Well that went pretty much as expected!
As BillBigD noted in yesterday's chat, it's "Amazing what 700 points does."
We stopped just short of my 13,250 target with a strong 50-point move into the close but we got everything we wanted this morning with better than 1% gains across the board giving us new green boxes on the big chart in the NYSE, Transports, 2 on the Nasdaq, and the SOX while stopping us just short of our green levels in the S&P (6 points to go) and the Russell (1.5 to go).
Europe had a good showing as well but the CAC and the FTSE had a long way to go so we MUST have follow-through leadership over there if we are going to continue to rally over here. As I said this morning, we also need Japan to show us something special as they are dragging Asia down and mSquare reports from India that the market there is taking a cautious tone and expecting further corrections. The Bombay Sensex was looking strong at 14,248 and we really don't want to lose our levels there. They are in our comfort zone at 14,100 but they must hold 13,500 or it is likely that they will become the downside leader for Asia so we will watch them with great interest!
I said in the morning that this rally was the result of a massive global effort on the part of the central bankers to bail out angry rich folks like Senator Kent Conrad (and his string pullers), who wants to fire Fed officials who let the market drop.
On the whole We're getting close to a 50% retracement on the Dow Jones World Index from our peak around 313 to the drop at 278 and we are going to be retesting our February high (remember 2/27?) tomorrow. Once we clear 290 we can expect a full 50% move to 295 (which is the same center point you would get if you threw out the spikes..).
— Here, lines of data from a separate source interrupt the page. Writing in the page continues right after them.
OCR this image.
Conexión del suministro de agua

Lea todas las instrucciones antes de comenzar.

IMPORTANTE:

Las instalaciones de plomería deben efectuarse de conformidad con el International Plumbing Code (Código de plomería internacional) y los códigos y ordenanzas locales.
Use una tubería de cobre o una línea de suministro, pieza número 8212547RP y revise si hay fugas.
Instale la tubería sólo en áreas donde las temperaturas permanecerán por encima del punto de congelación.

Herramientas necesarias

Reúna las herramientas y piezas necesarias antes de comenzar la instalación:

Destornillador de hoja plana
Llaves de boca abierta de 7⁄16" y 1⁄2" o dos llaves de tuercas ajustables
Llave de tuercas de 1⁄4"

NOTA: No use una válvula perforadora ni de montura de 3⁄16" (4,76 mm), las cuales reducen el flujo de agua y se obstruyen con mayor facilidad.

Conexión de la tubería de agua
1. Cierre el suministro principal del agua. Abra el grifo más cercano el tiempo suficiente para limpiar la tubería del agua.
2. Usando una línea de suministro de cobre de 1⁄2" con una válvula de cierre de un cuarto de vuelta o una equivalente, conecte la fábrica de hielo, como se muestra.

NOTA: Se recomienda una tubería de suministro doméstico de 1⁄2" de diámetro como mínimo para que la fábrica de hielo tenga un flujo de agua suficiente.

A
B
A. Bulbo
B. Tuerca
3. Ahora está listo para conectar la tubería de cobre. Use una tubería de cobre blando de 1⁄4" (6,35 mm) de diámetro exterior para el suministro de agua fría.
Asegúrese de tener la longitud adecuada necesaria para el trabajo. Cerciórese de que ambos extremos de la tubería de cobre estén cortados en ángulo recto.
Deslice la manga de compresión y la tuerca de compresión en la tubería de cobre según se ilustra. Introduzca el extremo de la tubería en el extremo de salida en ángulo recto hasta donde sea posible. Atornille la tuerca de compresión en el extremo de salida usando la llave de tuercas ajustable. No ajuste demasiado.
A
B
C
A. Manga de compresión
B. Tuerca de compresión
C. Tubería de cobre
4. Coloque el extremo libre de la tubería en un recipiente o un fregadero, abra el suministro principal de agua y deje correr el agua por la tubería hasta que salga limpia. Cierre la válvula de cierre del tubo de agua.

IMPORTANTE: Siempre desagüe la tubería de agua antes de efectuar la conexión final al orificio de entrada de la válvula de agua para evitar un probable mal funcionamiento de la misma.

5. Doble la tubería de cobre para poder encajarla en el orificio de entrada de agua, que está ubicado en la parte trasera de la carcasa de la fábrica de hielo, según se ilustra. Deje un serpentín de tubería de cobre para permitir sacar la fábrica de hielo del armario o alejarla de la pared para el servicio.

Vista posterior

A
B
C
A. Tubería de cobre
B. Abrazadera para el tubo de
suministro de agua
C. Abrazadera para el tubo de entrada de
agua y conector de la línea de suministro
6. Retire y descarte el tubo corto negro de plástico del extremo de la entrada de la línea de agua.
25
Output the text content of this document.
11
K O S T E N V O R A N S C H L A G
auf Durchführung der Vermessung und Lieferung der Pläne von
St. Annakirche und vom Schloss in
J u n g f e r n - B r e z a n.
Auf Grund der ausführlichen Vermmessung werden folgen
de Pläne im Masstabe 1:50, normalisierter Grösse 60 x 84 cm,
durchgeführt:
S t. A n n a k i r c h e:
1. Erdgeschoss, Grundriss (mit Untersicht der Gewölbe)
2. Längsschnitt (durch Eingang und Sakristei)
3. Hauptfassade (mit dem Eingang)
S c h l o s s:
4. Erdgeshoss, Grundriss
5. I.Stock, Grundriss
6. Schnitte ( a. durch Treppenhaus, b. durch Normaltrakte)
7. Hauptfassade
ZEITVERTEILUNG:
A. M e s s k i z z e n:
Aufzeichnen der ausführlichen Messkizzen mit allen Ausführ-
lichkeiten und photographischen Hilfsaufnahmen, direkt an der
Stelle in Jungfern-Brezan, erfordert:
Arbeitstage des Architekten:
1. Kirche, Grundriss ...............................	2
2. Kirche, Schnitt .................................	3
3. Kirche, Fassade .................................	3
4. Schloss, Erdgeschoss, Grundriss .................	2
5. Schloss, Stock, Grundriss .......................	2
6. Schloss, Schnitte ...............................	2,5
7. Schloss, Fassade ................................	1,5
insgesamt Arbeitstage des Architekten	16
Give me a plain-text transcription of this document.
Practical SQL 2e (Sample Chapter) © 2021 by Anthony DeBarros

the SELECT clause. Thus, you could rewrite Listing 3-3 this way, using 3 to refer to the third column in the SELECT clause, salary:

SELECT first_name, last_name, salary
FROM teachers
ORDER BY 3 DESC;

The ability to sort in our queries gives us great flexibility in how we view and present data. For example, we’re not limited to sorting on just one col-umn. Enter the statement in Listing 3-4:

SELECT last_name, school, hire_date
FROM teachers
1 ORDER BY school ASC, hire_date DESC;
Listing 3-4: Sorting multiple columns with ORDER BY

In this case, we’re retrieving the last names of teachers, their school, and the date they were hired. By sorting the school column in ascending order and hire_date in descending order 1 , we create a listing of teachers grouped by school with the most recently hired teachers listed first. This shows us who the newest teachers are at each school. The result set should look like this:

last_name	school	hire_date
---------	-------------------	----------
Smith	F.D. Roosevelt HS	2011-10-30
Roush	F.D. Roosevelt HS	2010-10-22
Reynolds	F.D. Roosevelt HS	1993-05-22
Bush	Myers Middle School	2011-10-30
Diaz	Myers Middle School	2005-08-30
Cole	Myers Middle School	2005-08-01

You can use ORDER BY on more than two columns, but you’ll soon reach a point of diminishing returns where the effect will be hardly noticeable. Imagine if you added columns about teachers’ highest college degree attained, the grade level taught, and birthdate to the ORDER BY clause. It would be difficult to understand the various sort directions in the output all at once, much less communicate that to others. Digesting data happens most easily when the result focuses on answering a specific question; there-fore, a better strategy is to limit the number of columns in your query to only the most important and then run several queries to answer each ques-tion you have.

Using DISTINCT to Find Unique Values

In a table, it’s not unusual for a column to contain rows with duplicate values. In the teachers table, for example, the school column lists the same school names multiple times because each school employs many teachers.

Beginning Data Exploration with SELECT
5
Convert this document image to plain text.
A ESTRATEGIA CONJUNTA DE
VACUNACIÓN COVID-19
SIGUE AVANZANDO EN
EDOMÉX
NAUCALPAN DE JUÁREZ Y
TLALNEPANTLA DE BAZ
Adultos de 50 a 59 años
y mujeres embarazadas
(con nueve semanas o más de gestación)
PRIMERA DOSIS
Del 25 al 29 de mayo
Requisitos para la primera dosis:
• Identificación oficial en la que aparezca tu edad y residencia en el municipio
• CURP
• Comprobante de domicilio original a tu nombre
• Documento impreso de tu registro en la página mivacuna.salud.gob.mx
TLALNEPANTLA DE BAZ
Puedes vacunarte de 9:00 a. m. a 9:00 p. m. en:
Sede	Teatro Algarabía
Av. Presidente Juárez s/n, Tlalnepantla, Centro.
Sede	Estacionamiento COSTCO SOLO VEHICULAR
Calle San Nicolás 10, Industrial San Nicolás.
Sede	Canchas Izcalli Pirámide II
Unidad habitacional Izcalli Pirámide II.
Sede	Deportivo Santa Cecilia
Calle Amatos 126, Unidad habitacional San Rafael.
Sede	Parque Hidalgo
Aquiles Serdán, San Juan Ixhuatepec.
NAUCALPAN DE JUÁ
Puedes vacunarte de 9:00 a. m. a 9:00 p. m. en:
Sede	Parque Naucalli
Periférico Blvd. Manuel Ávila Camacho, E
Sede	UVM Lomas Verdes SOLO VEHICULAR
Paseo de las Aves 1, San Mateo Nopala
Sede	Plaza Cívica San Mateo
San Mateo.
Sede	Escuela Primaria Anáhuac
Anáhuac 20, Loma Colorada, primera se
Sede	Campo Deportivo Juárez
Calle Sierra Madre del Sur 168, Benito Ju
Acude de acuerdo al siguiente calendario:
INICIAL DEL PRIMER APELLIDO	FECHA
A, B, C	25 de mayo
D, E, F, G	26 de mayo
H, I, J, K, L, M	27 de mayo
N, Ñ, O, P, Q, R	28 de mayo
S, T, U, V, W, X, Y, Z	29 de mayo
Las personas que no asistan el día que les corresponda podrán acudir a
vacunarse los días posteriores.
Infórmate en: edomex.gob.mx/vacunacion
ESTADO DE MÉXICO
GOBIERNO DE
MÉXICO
How we act there will really tell the tale of the markets.
Meanwhile, our FXI calls from the 16th look to be in good standing but they should be rolled at this point the $125s are up over 400% and it doesn't make sense to risk it so the best move is to take 75% off the table and roll to whatever cost $4 where we will capture most of any continued upside with just our original bet at risk to the downside (and a 50% stop will lock in 80% of our gains!).
We'll see what tomorrow's markets will bring but there wasn't much driving this rally other than a general sense that the Fed was going to step in and save the markets, this is not what I got out of yesterday at all! If oil stays down and the Nasdaq keeps leading, I will be happy but we MUST break 13,250 or this becomes just another bounce on the way down a long staircase…
Oil closed at $69.26 but the energy sector held strong while gold made a slight gain to $668 and the dollar fell back to 81.25, the 50 dma I warned about in yesterday's wrap-up.
The big news of the evening is BAC stepping in to bail out CFC but, as I said to members in comments: "I am reminded of BSC and GS bailing out earlier sub-prime blow ups but it turned out they were trying to hide the mess they were in… You’ve got to love the AH reaction, up 20% on a 7.5% loan that converts to owning 16% of the company at $18 a share – nice dillutive event down the road! Also, a 20% jump in price on top of the 10% recovery they already had pretty much guarantees Buffett wouldn’t touch them with a 10-foot pole."